Two Bushes and a Bogey
Fenstanton is the birthplace of John Howland (c1591). He may have worked in Leiden, Netherlands, before at the age of 29 sailing with his boss on the Mayflower to the New World. On the voyage, Howland fell overboard but was rescued. If he had drowned, the world would now be very different. He married a fellow Mayflower passenger and they had ten children.
A map of Fenstanton is here.
I was in the village for a meeting and had declined the offer of a lift, hoping the relatively warm weather would continue. Annoyingly the day was hardly above freezing, but we had the first blue sky after a century of dismal greyness.
Parts of the village could be the location for a costume drama. Narrow lanes meander between olde worlde cottages and village greens. Some residents have erected garages, mostly sympathetically. Some locals are not permitted to park outside their homes because there’s not enough room.
Fenstanton lies on the Roman Via Devana between Godmanchester/Huntingdon and Cambridge. The High Street can’t have been much fun under twentieth-century traffic so the new A14 bypassed it. This scrapes along the southern edge of the village, is motorway in all but name, and sits on top of the old road so there is no quiet route for cyclists unless we count the adjoining footpath.
Some housing is on the south side of the A14, but access to the village centre is available with this, erm, handy bridleway at the end of West End Road. I wouldn’t fancy dashing across this road, with or without a bike or horse.
Perhaps that is an old sign and the bridleway is now extinguished.
A more useful crossing that joins the severed ends of Hilton Road reminds me of growing up in Stevenage, although this underpass is pokier.

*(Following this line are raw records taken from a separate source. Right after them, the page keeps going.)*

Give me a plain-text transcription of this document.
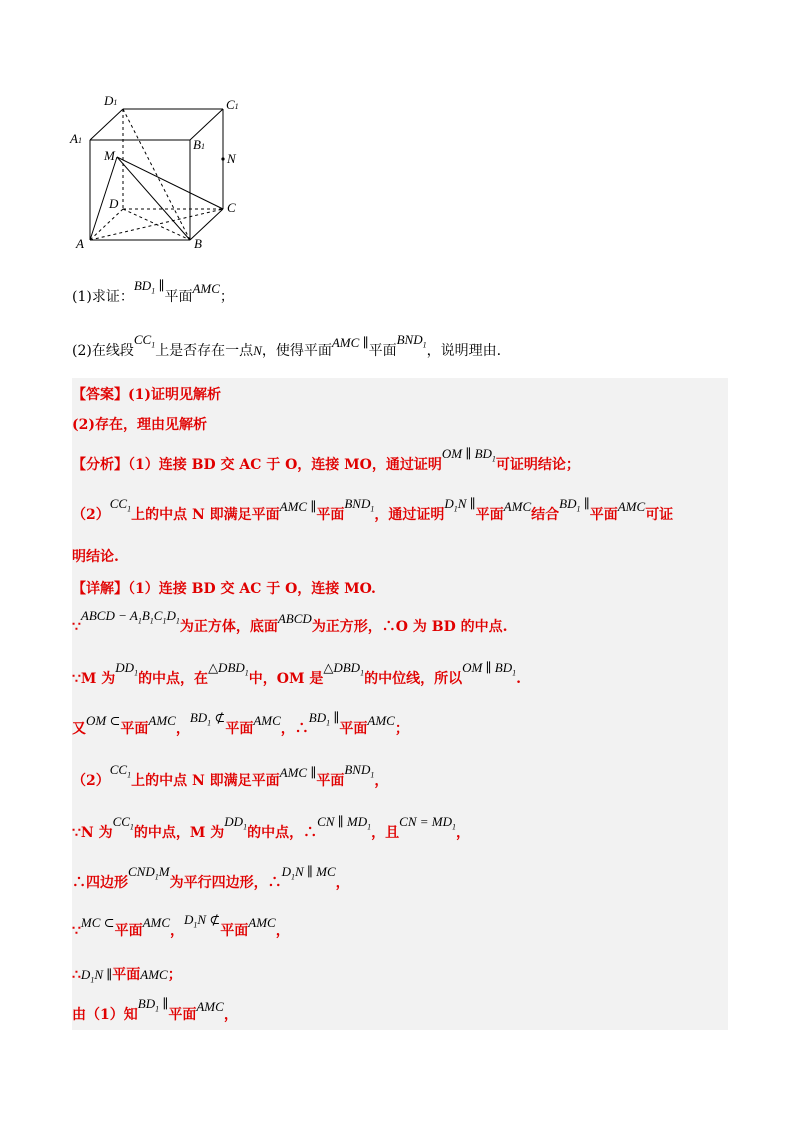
D1	C1
A1	B1
M	N
D	C
A	B
(1)求证：$BD_1$ ∥平面AMC；
(2)在线段$CC_1$上是否存在一点N，使得平面AMC ∥平面$BND_1$，说明理由.
【答案】(1)证明见解析
(2)存在，理由见解析
【分析】（1）连接 BD 交 AC 于 O，连接 MO，通过证明OM ∥ $BD_1$可证明结论；
$(2)CC_1$上的中点 N 即满足平面AMC ∥平面$BND_1$，通过证明$D_1N$ ∥平面AMC结合$BD_1$ ∥平面AMC可证
明结论.
【详解】（1）连接 BD 交 AC 于 O，连接 MO.
∵ABCD − $A_1B_1C_1D_1$为正方体，底面ABCD为正方形，∴O 为 BD 的中点.
∵M 为$DD_1$的中点，在$\triangle DBD_1$中，OM 是$\triangle DBD_1$的中位线，所以OM ∥ $BD_1$.
又OM ⊂平面AMC，$BD_1$ ⊄平面AMC，$\therefore BD_1$ ∥平面AMC；
$(2)CC_1$上的中点 N 即满足平面AMC ∥平面$BND_1$，
∵N 为$CC_1$的中点，M 为$DD_1$的中点，∴CN ∥ $MD_1$，且CN = $MD_1$，
∴四边形$CND_1M$为平行四边形，$\therefore D_1N$ ∥ MC，
∵MC ⊂平面AMC，$D_1N$ ⊄平面AMC，
$\therefore D_1N$ ∥平面AMC；
由（1）知$BD_1$ ∥平面AMC，
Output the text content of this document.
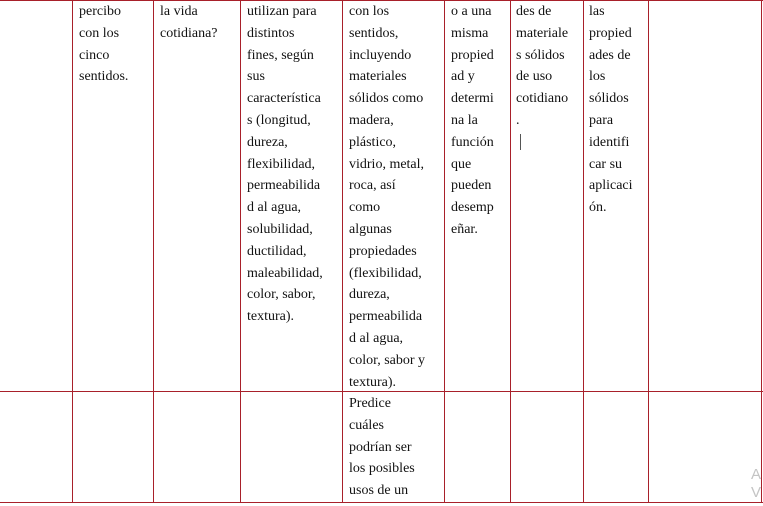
percibo
con los
cinco
sentidos.
la vida
cotidiana?
utilizan para
distintos
fines, según
sus
característica
s (longitud,
dureza,
flexibilidad,
permeabilida
d al agua,
solubilidad,
ductilidad,
maleabilidad,
color, sabor,
textura).
con los
sentidos,
incluyendo
materiales
sólidos como
madera,
plástico,
vidrio, metal,
roca, así
como
algunas
propiedades
(flexibilidad,
dureza,
permeabilida
d al agua,
color, sabor y
textura).
o a una
misma
propied
ad y
determi
na la
función
que
pueden
desemp
eñar.
des de
materiale
s sólidos
de uso
cotidiano
.
las
propied
ades de
los
sólidos
para
identifi
car su
aplicaci
ón.
Predice
cuáles
podrían ser
los posibles
usos de un
A
V
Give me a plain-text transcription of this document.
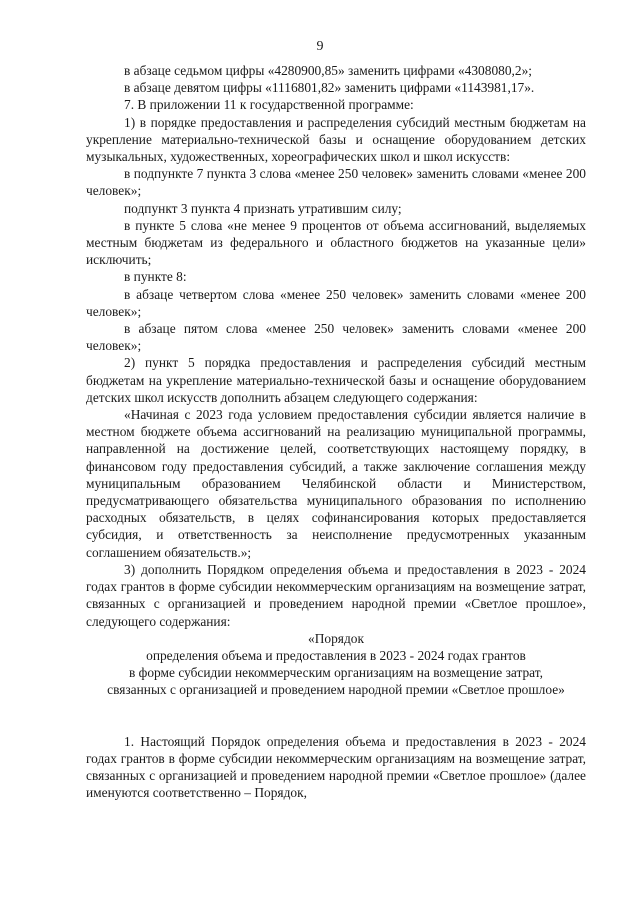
9

в абзаце седьмом цифры «4280900,85» заменить цифрами «4308080,2»;

в абзаце девятом цифры «1116801,82» заменить цифрами «1143981,17».

7. В приложении 11 к государственной программе:

1) в порядке предоставления и распределения субсидий местным бюджетам на укрепление материально-технической базы и оснащение оборудованием детских музыкальных, художественных, хореографических школ и школ искусств:

в подпункте 7 пункта 3 слова «менее 250 человек» заменить словами «менее 200 человек»;

подпункт 3 пункта 4 признать утратившим силу;

в пункте 5 слова «не менее 9 процентов от объема ассигнований, выделяемых местным бюджетам из федерального и областного бюджетов на указанные цели» исключить;

в пункте 8:

в абзаце четвертом слова «менее 250 человек» заменить словами «менее 200 человек»;

в абзаце пятом слова «менее 250 человек» заменить словами «менее 200 человек»;

2) пункт 5 порядка предоставления и распределения субсидий местным бюджетам на укрепление материально-технической базы и оснащение оборудованием детских школ искусств дополнить абзацем следующего содержания:

«Начиная с 2023 года условием предоставления субсидии является наличие в местном бюджете объема ассигнований на реализацию муниципальной программы, направленной на достижение целей, соответствующих настоящему порядку, в финансовом году предоставления субсидий, а также заключение соглашения между муниципальным образованием Челябинской области и Министерством, предусматривающего обязательства муниципального образования по исполнению расходных обязательств, в целях софинансирования которых предоставляется субсидия, и ответственность за неисполнение предусмотренных указанным соглашением обязательств.»;

3) дополнить Порядком определения объема и предоставления в 2023 - 2024 годах грантов в форме субсидии некоммерческим организациям на возмещение затрат, связанных с организацией и проведением народной премии «Светлое прошлое», следующего содержания:

«Порядок

определения объема и предоставления в 2023 - 2024 годах грантов

в форме субсидии некоммерческим организациям на возмещение затрат,

связанных с организацией и проведением народной премии «Светлое прошлое»

1. Настоящий Порядок определения объема и предоставления в 2023 - 2024 годах грантов в форме субсидии некоммерческим организациям на возмещение затрат, связанных с организацией и проведением народной премии «Светлое прошлое» (далее именуются соответственно – Порядок,
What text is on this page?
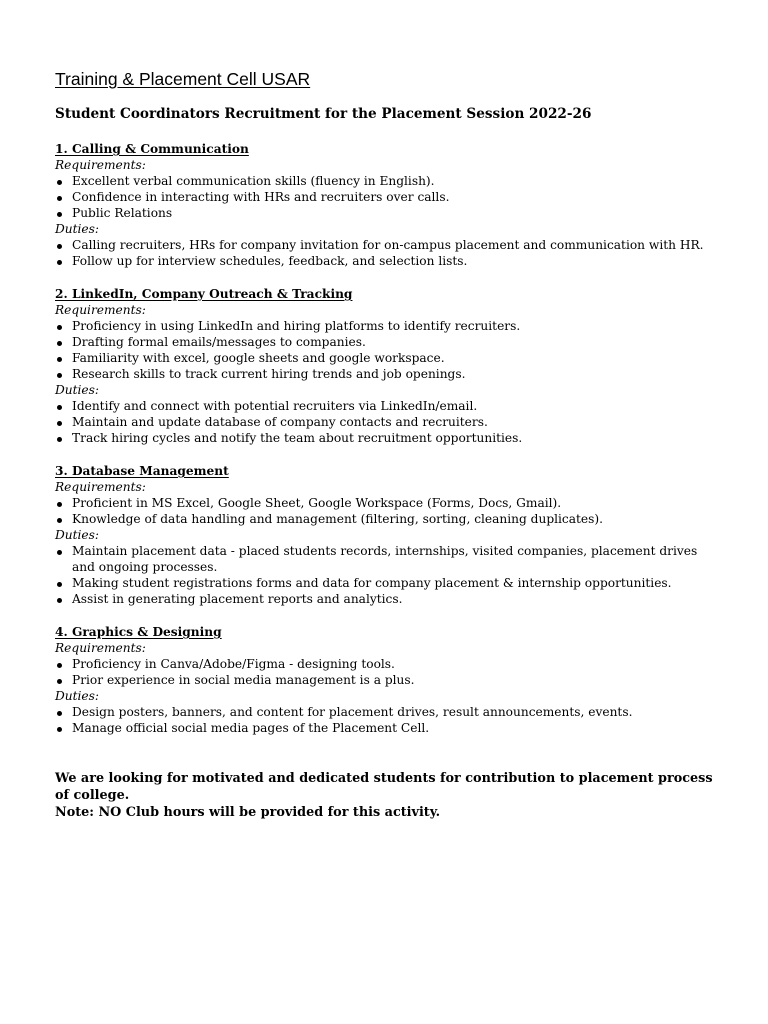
Training & Placement Cell USAR
Student Coordinators Recruitment for the Placement Session 2022-26
1. Calling & Communication
Requirements:
Excellent verbal communication skills (fluency in English).
Confidence in interacting with HRs and recruiters over calls.
Public Relations
Duties:
Calling recruiters, HRs for company invitation for on-campus placement and communication with HR.
Follow up for interview schedules, feedback, and selection lists.
2. LinkedIn, Company Outreach & Tracking
Requirements:
Proficiency in using LinkedIn and hiring platforms to identify recruiters.
Drafting formal emails/messages to companies.
Familiarity with excel, google sheets and google workspace.
Research skills to track current hiring trends and job openings.
Duties:
Identify and connect with potential recruiters via LinkedIn/email.
Maintain and update database of company contacts and recruiters.
Track hiring cycles and notify the team about recruitment opportunities.
3. Database Management
Requirements:
Proficient in MS Excel, Google Sheet, Google Workspace (Forms, Docs, Gmail).
Knowledge of data handling and management (filtering, sorting, cleaning duplicates).
Duties:
Maintain placement data - placed students records, internships, visited companies, placement drives and ongoing processes.
Making student registrations forms and data for company placement & internship opportunities.
Assist in generating placement reports and analytics.
4. Graphics & Designing
Requirements:
Proficiency in Canva/Adobe/Figma - designing tools.
Prior experience in social media management is a plus.
Duties:
Design posters, banners, and content for placement drives, result announcements, events.
Manage official social media pages of the Placement Cell.

We are looking for motivated and dedicated students for contribution to placement process of college.

Note: NO Club hours will be provided for this activity.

A fortune awaits the person who designs a barrier to motorbikes that isn’t also a barrier to bikes, trikes, trailers or horses.
Brown Bike likes horses but rarely meets any. Horses don’t like him.
We stopped off at Hilton to examine the turf maze. BB was excited and wanted to ride it, but I said he couldn’t handle the sharp corners. Besides, it had only one path with no false turns, so even he couldn’t get lost. BB likes getting lost. It’s his favourite hobby.
The maze was cut in 1660 by a 19-year-old lad (these days, we’d give him an ASBO for vandalism), at the same time as John Howland was building Plymouth in Massachusetts and siring ten children. Howland’s direct descendants include Humphrey Bogart and both presidents George Bush. And, if you are interested, Franklin D. Roosevelt, Sarah Palin, Ralph Waldo Emerson, Henry Wadsworth Longfellow, Chevy Chase and Christopher Lloyd.
On balance, I’m just about pleased that he didn’t drown.